In today's installment of A Writer's Voice, I'll be discussing one of the more controversial movies that came out last year: American Sniper by Jason Dean Hall. Let me just start off by saying my politics are certainly not Clint Eastwood’s politics and that made American Sniper a hard movie for me. I think it made American Sniper a hard movie for a lot of people.
I’m not the kind of person who believes, as Chris Kyle says at the beginning of the movie, that there are three types of people in the world: sheep, wolves and sheepdogs. I’m not a person, like Chris Kyle, who believes that things are purely black and white, and that there’s very little grey. Watching a movie that cuts directly from planes crashing into the World Trade Center to the war of Iraq and makes that argument all over again, linking Iraq to the September 11th attacks, politically - that’s hard for me to watch.
That said, those are the politics of the main character, Chris Kyle.
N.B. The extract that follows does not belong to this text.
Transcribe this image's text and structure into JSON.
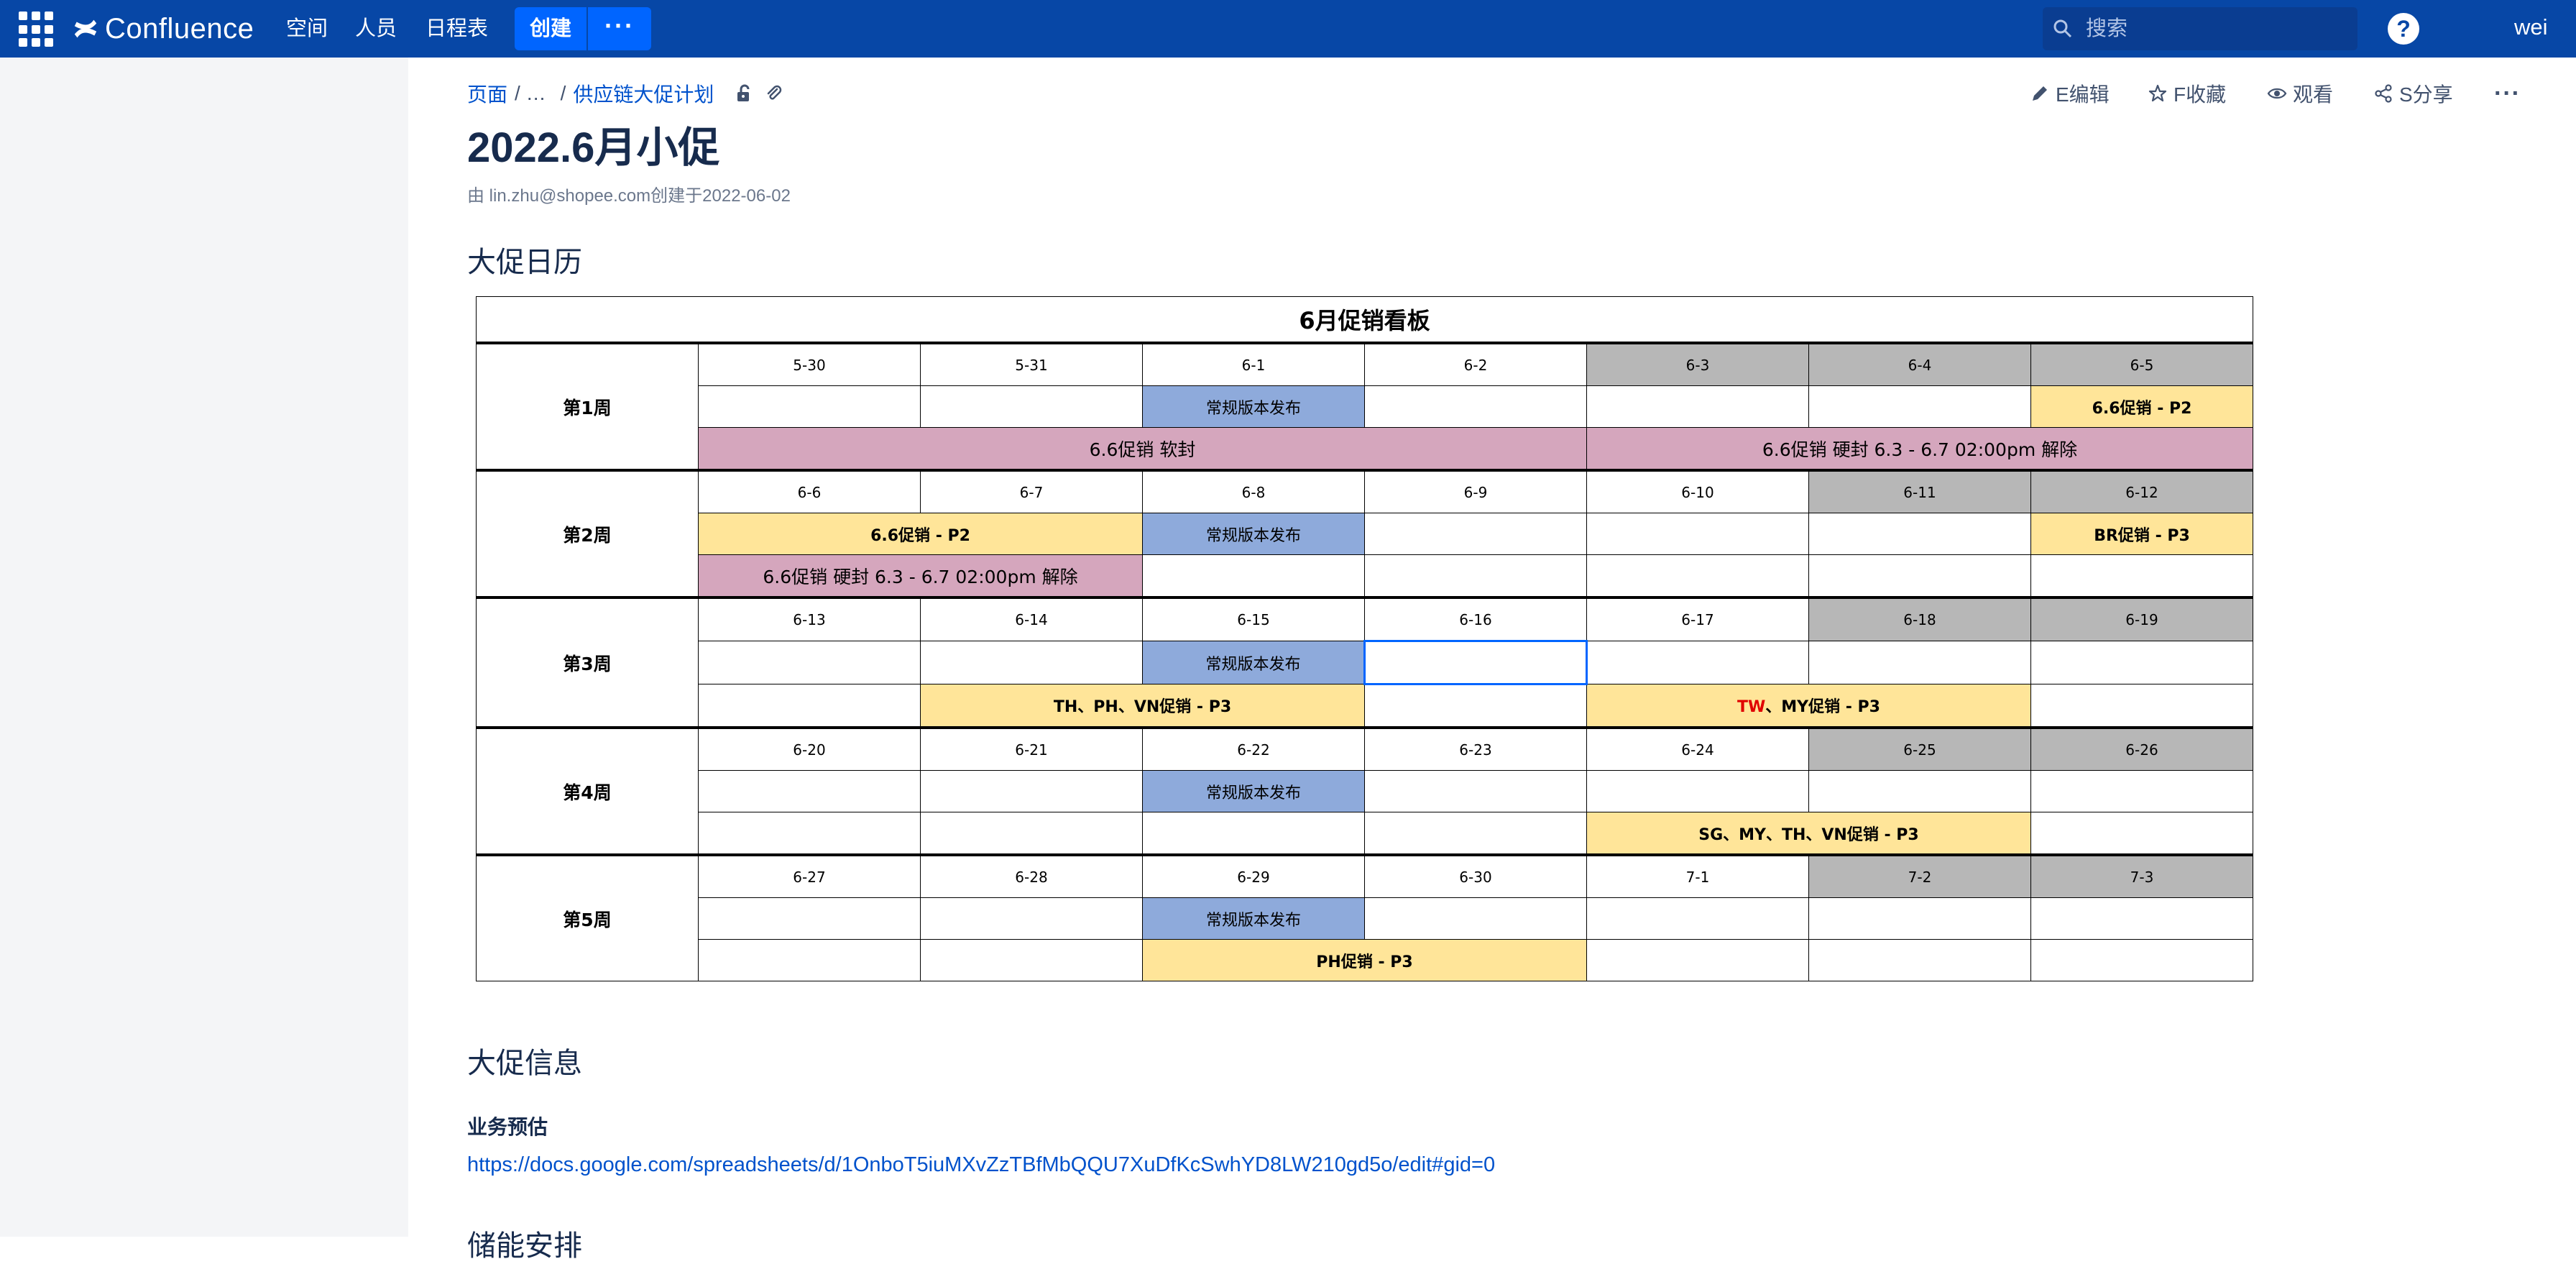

Those are the politics of a lot of people like him who went into this war, believing they are the heroes. Believing that the people they are fighting are savages, and as Americans, they are purely a force of good in the world.
But, there is something to be said about directing and writing a movie that looks at the world through the eyes of your protagonist. The hope of course, as you work on such an adaptation, is that even as you’re looking at the world through their eyes, you’re also maybe revealing something to the audience, and to yourself, that is even more complicated than the main character can see.
Check out the podcast below, in which I'll further break down the elements in the movie that succeed as well as the areas that could have been pushed much further in both the script and in the movie.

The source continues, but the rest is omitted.